No pain came for a long breath. Edlyn opened her eyes, stunned.
Eli’s smile cracked cruelly, twisted as a thorn vine. He swung sideways at her dazed head and took it clean off.
“Heh. Still gambling on luck? How many times do I have to kill you before it sticks?”
…
“Wuwa!” Edlyn shot up from her blankets, smacked her head on the carriage roof, then collapsed, clutching her skull. She curled into a tight ball. “Ow, ow, ow.”
The curtain snapped aside. Eli stuck his head in, panic sharp as a knife. “What’s wrong?”
Edlyn was draped over the seat in a full-on orz, hands to her head. She glanced up at Eli, bright eyes brimming with two tears. She grit her teeth and sprang from the seat with cat-fast grace.
“Haa!” She kept low, spun a clean one-eighty in the air, and her white-socked little foot lashed for Eli’s face.
Eli froze, too shocked to react. “Holy— a flying kick—!”
“Wait! Edlyn, you— what are you— uaaagh—!”
A moment later Eli lay face-down in the snow outside, playing dead. Edlyn stood over him, hands on her hips, steam-hot with anger.
Just remembering that cold voice and distracted gaze stoked the fire. She threw on her clothes, jumped down from the carriage, and started pounding the “corpse.” “Duel to the death, you creep! I’ll smash your mutt head!”
Eli scrambled up and ran. “Auntie, what did I even do?”
“Son of— you tried to cut me? Cut me? And behead me? I’ll bust your skull!” Edlyn vaulted, landed on his back, and chomped his face.
“Ah!”
Screams rolled over the whole caravan like a storm squall.
“Wow, kiddo, you got a condition or what? Every morning you wake up and whale on me.” Eli wiped the bite mark, drool and all, and grimaced. “Cut you? When did I ever cut you?”
“I… you—” Edlyn choked on it. She couldn’t exactly say “in a past life.”
Eli held up a mirror and kneaded his cheek, pitiful as a wet cat.

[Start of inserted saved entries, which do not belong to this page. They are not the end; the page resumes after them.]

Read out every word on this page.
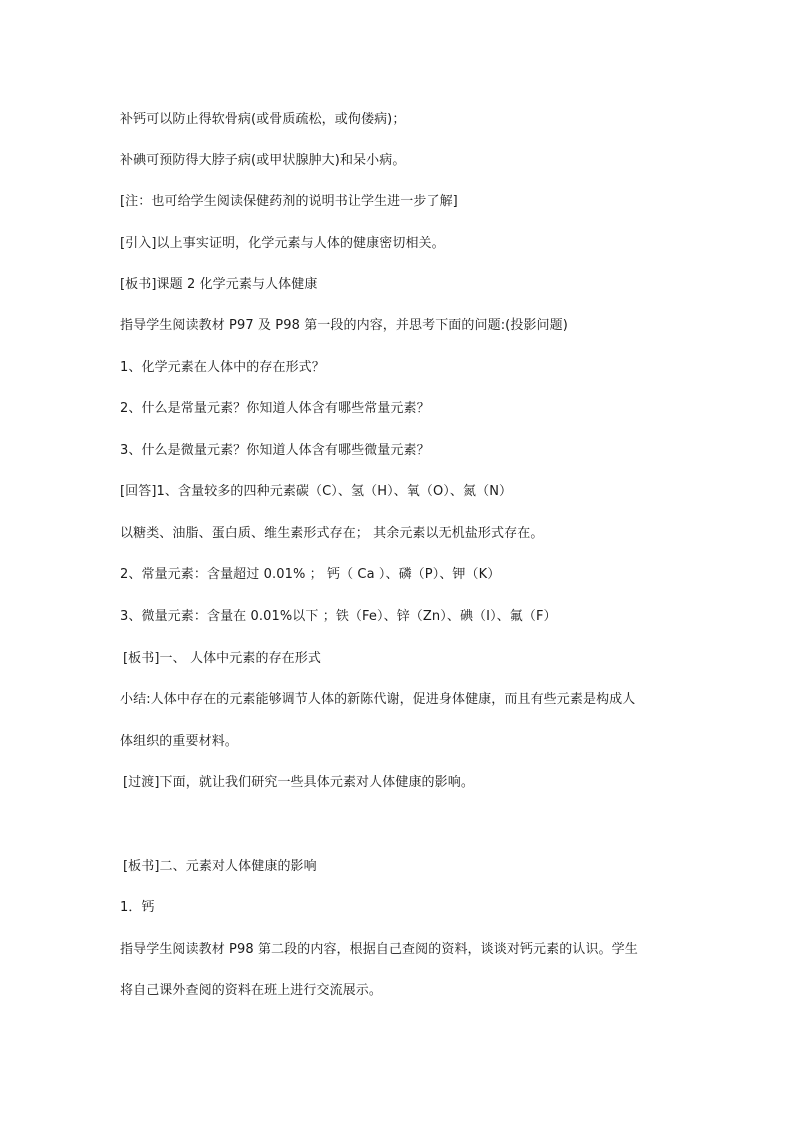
补钙可以防止得软骨病(或骨质疏松，或佝偻病)；
补碘可预防得大脖子病(或甲状腺肿大)和呆小病。
[注：也可给学生阅读保健药剂的说明书让学生进一步了解]
[引入]以上事实证明，化学元素与人体的健康密切相关。
[板书]课题 2 化学元素与人体健康
指导学生阅读教材 P97 及 P98 第一段的内容，并思考下面的问题:(投影问题)
1、化学元素在人体中的存在形式？
2、什么是常量元素？你知道人体含有哪些常量元素？
3、什么是微量元素？你知道人体含有哪些微量元素？
[回答]1、含量较多的四种元素碳（C）、氢（H）、氧（O）、氮（N）
以糖类、油脂、蛋白质、维生素形式存在； 其余元素以无机盐形式存在。
2、常量元素：含量超过 0.01% ； 钙（ Ca ）、磷（P）、钾（K）
3、微量元素：含量在 0.01%以下 ；铁（Fe）、锌（Zn）、碘（I）、氟（F）
[板书]一、 人体中元素的存在形式
小结:人体中存在的元素能够调节人体的新陈代谢，促进身体健康，而且有些元素是构成人
体组织的重要材料。
[过渡]下面，就让我们研究一些具体元素对人体健康的影响。
[板书]二、元素对人体健康的影响
1．钙
指导学生阅读教材 P98 第二段的内容，根据自己查阅的资料，谈谈对钙元素的认识。学生
将自己课外查阅的资料在班上进行交流展示。
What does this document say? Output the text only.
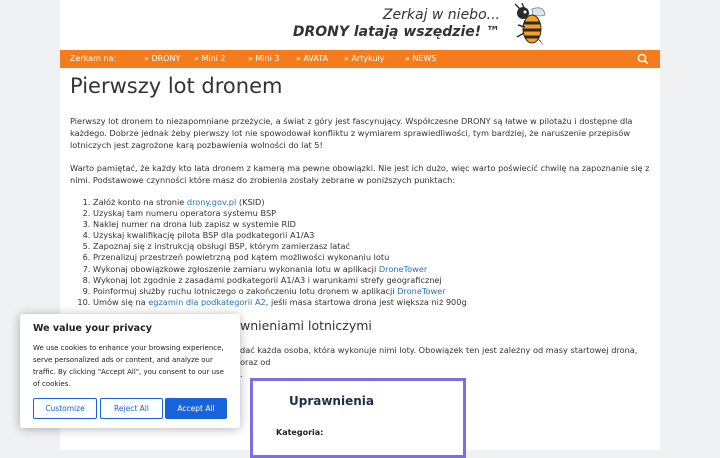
Zerkaj w niebo...
DRONY latają wszędzie! ™
Zerkam na:	» DRONY » Mini 2	» Mini 3 » AVATA » Artykuły	» NEWS
Pierwszy lot dronem

Pierwszy lot dronem to niezapomniane przeżycie, a świat z góry jest fascynujący. Współczesne DRONY są łatwe w pilotażu i dostępne dla każdego. Dobrze jednak żeby pierwszy lot nie spowodował konfliktu z wymiarem sprawiedliwości, tym bardziej, że naruszenie przepisów lotniczych jest zagrożone karą pozbawienia wolności do lat 5!

Warto pamiętać, że każdy kto lata dronem z kamerą ma pewne obowiązki. Nie jest ich dużo, więc warto poświecić chwilę na zapoznanie się z nimi. Podstawowe czynności które masz do zrobienia zostały zebrane w poniższych punktach:

1. Załóż konto na stronie drony.gov.pl (KSID)
2. Uzyskaj tam numeru operatora systemu BSP
3. Naklej numer na drona lub zapisz w systemie RID
4. Uzyskaj kwalifikację pilota BSP dla podkategorii A1/A3
5. Zapoznaj się z instrukcją obsługi BSP, którym zamierzasz latać
6. Przenalizuj przestrzeń powietrzną pod kątem możliwości wykonaniu lotu
7. Wykonaj obowiązkowe zgłoszenie zamiaru wykonania lotu w aplikacji DroneTower
8. Wykonaj lot zgodnie z zasadami podkategorii A1/A3 i warunkami strefy geograficznej
9. Poinformuj służby ruchu lotniczego o zakończeniu lotu dronem w aplikacji DroneTower
10. Umów się na egzamin dla podkategorii A2, jeśli masa startowa drona jest większa niż 900g
wnieniami lotniczymi
dać każda osoba, która wykonuje nimi loty. Obowiązek ten jest zależny od masy startowej drona, oraz od
.
Uprawnienia
Kategoria:
We value your privacy
We use cookies to enhance your browsing experience, serve personalized ads or content, and analyze our traffic. By clicking "Accept All", you consent to our use of cookies.
Customize	Reject All	Accept All
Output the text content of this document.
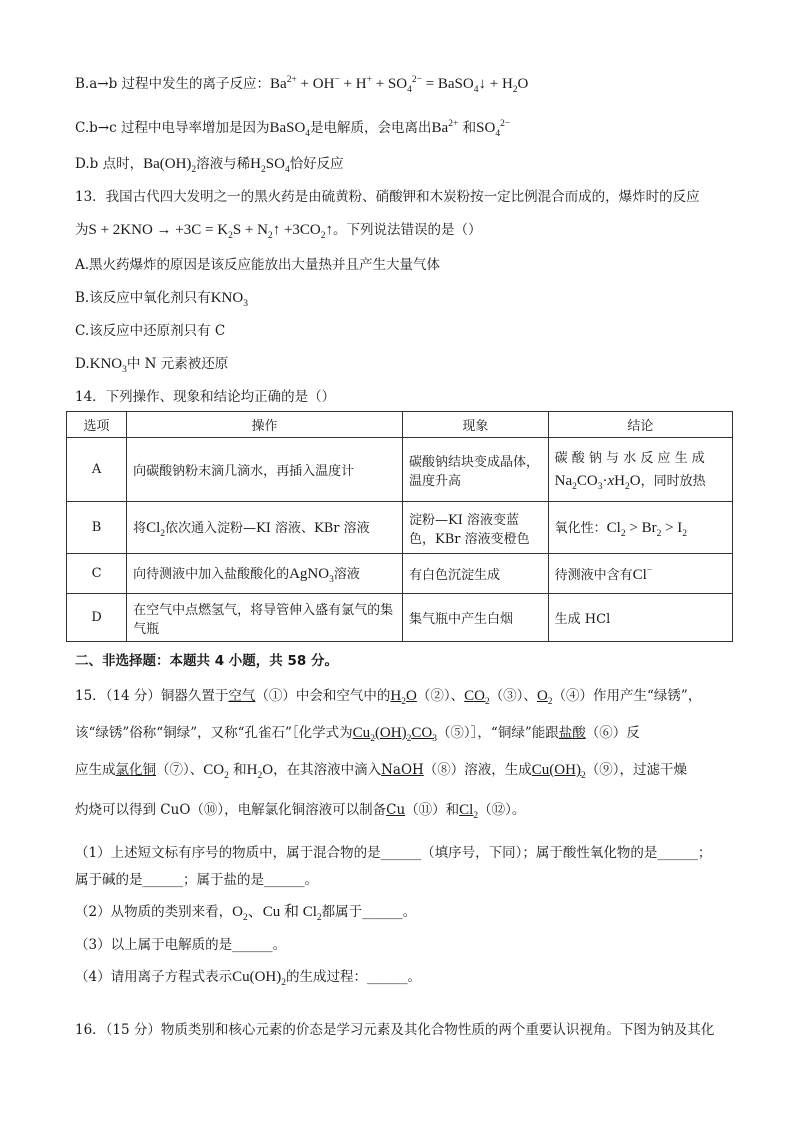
B.a→b 过程中发生的离子反应：$Ba^{2+} + OH^- + H^+ + SO_4^{2-}$ = BaSO$_4$↓ + $H_2O$
C.b→c 过程中电导率增加是因为BaSO$_4$是电解质，会电离出$Ba^{2+}$ 和$SO_4^{2-}$
D.b 点时，$Ba(OH)_2$溶液与稀$H_2SO_4$恰好反应
13．我国古代四大发明之一的黑火药是由硫黄粉、硝酸钾和木炭粉按一定比例混合而成的，爆炸时的反应
为$S + 2KNO \to +3C = K_2S$ + $N_2↑$ $+3CO_2↑$。下列说法错误的是（）
A.黑火药爆炸的原因是该反应能放出大量热并且产生大量气体
B.该反应中氧化剂只有$KNO_3$
C.该反应中还原剂只有 C
$D.KNO_3$中 N 元素被还原
14．下列操作、现象和结论均正确的是（）
选项	操作	现象	结论
A	向碳酸钠粉末滴几滴水，再插入温度计	碳酸钠结块变成晶体，温度升高	碳 酸 钠 与 水 反 应 生 成
$Na_2CO_3\cdot xH_2O$，同时放热

B	将$Cl_2$依次通入淀粉—KI 溶液、KBr 溶液	淀粉—KI 溶液变蓝色，KBr 溶液变橙色	氧化性：$Cl_2 > Br_2 > I_2$
C	向待测液中加入盐酸酸化的AgNO$_3$溶液	有白色沉淀生成	待测液中含有Cl−
D	在空气中点燃氢气，将导管伸入盛有氯气的集气瓶	集气瓶中产生白烟	生成 HCl
二、非选择题：本题共 4 小题，共 58 分。
15．（14 分）铜器久置于空气（①）中会和空气中的$H_2O(②)$、$CO_2(③)$、$O_2(④)$作用产生“绿锈”，
该“绿锈”俗称“铜绿”，又称“孔雀石”［化学式为$Cu_2(OH)_2CO_3(⑤)]$，“铜绿”能跟盐酸（⑥）反
应生成氯化铜（⑦）、$CO_2$ 和$H_2O$，在其溶液中滴入NaOH（⑧）溶液，生成$Cu(OH)_2(⑨)$，过滤干燥
灼烧可以得到 CuO（⑩），电解氯化铜溶液可以制备Cu（⑪）和$Cl_2(⑫)$。
（1）上述短文标有序号的物质中，属于混合物的是______（填序号，下同）；属于酸性氧化物的是______；
属于碱的是______；属于盐的是______。
（2）从物质的类别来看，$O_2$、Cu 和 $Cl_2$都属于______。
（3）以上属于电解质的是______。
（4）请用离子方程式表示$Cu(OH)_2$的生成过程：______。
16．（15 分）物质类别和核心元素的价态是学习元素及其化合物性质的两个重要认识视角。下图为钠及其化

Edlyn turned away, a little sheepish. “Fine, fine— I’m sorry, okay?”
“Oh? You can apologize?”
“Hey, don’t push it.”
Roar!
A colossal roar split their bickering. Both of them looked up.
The mountains ahead moved, the earth heaved, and the quake tossed the caravan like leaves in a gale. Wolf mounts flattened, growling as if growls could shoulder back that crushing pressure.
Everyone scrambled down. A white bear as vast as the range itself stood in front of them, eyes unsettlingly human, grin steeped in scorn. “Humans. You still dare come here seeking death?”
Eli blinked and glanced at Tengger, who was standing there awkward as a pole. “Alright, terrific. Time to hear your Plan B, Einstein.”
Tengger shot him a glare, then bowed his head under the weight of everyone’s stare.
Hiri stepped up, amused, shook her head, and bowed. “Bear King, we’re only passing through. We beg your magnanimity. Please let us through.”
The Bear King shrank, sinew folding like drawn cord, and became the bearman who’d chased Eli and the other that day—a burly giant, seven-tenths alike. He laughed. “My offspring were hurt that badly, and you’ve got nothing to say? Don’t make excuses. My clan remembers the scent of those two over there.”
Liqianyu sidled up to Eli and whispered, “Hey, at that size just now, I don’t think one kick would’ve killed him.”
This lunatic.
Eli shook his head, half laughing, half crying. “You didn’t even kill the last one. This thing’s almost a size bigger. Don’t get any ideas.”